Matt Pearce writes:
We recently released UKMP, a search application built on work done on last year’s Enterprise Search hack day. This presents the tweets of UK Members of Parliament with search options including filtering by party, retweet and favourite count, and entities (people, locations and organisations) extracted from the tweet text. This is obviously its first incarnation, so there are still a number of features in development, but I thought I would comment on some of the decisions taken while developing the site.
I started off by deciding which bits of the hack day code would be most useful, from both the Solr set-up side and the web application we were hoping to build. During the hack day, the group had split into a number of smaller teams, with two of them working on a set of data downloaded from Twitter, containing the original set of UK MP tweets. I took the basic Solr setup and indexing code from one group, and the initial web application from the other.

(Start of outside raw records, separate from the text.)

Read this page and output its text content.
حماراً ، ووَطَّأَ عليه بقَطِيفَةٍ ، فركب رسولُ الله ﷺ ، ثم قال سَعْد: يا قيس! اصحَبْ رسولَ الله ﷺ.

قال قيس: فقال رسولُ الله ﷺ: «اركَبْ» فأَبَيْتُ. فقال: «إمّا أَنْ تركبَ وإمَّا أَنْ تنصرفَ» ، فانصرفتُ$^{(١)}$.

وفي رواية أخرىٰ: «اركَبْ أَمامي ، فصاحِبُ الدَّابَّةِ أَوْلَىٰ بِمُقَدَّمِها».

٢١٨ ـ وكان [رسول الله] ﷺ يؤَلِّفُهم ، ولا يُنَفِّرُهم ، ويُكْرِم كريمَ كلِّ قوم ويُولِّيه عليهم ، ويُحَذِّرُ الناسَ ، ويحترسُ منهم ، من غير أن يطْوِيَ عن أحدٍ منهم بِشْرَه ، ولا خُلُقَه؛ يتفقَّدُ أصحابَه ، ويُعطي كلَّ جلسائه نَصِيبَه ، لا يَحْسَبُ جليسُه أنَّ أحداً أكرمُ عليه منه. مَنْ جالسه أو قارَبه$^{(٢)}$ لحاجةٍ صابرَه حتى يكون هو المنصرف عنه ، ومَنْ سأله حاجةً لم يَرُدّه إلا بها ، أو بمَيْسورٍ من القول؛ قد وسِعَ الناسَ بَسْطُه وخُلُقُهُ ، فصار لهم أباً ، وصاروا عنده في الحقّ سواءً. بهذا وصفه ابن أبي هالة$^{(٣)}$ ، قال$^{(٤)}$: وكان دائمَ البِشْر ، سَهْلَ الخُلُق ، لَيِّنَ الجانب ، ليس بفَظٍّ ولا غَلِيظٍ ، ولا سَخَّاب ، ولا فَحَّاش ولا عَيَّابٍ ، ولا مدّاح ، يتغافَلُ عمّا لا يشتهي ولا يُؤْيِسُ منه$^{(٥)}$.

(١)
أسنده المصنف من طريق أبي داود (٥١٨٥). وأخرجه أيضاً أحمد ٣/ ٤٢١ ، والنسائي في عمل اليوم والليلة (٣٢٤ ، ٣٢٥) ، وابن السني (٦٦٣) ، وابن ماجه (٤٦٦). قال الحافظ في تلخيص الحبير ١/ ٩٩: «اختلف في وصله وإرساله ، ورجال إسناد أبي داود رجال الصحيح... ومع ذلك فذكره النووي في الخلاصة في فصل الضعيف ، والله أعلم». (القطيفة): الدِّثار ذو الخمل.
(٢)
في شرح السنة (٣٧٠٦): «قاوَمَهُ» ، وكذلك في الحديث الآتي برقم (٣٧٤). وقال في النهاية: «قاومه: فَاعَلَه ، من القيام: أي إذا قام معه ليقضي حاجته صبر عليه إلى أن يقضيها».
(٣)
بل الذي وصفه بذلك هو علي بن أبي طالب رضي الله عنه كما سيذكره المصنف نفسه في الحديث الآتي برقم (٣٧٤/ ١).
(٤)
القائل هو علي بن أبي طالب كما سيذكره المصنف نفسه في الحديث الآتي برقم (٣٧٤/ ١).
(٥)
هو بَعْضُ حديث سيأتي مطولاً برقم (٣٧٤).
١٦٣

Obviously we couldn’t work with a completely static data set, so I set about putting together a Python script to grab the tweets. This was where I met the first hurdle: I was trying to grab tweets from individual MPs’ feeds, but kept getting blocked by the Twitter API, even though I didn’t think I was over-stepping the limits set on the calls. With 200-plus MPs to track, a different approach would be required to avoid being blocked. Eventually, I took a different approach, and started using the lists compiled by Tweetminster, who track politicians tweets themselves. This worked much better, and I could soon start building a useful data set.
I chose the second group’s web application because it already used the Stanford NLP software to extract entities from the tweet text. The indexer script, also written in Python, calls the web app to extract the entities before indexing the tweets. We spent some time trying to incorporate the Stanford sentiment analysis as well, but found it wasn’t practical – the response time was too slow, and we didn’t have time to train the dataset to provide a more useful analysis of the content (almost all tweets were rated as either “negative” or “neutral”, which didn’t accurately reflect the sentiments in the data).
All in all, this was an interesting sideline project, and provided a good excuse to try out some new technology. The code itself, along with some notes on how to get the system up and running, is in our github repository – feel free to try it out, and make suggestions for improvements or better ways to use the code.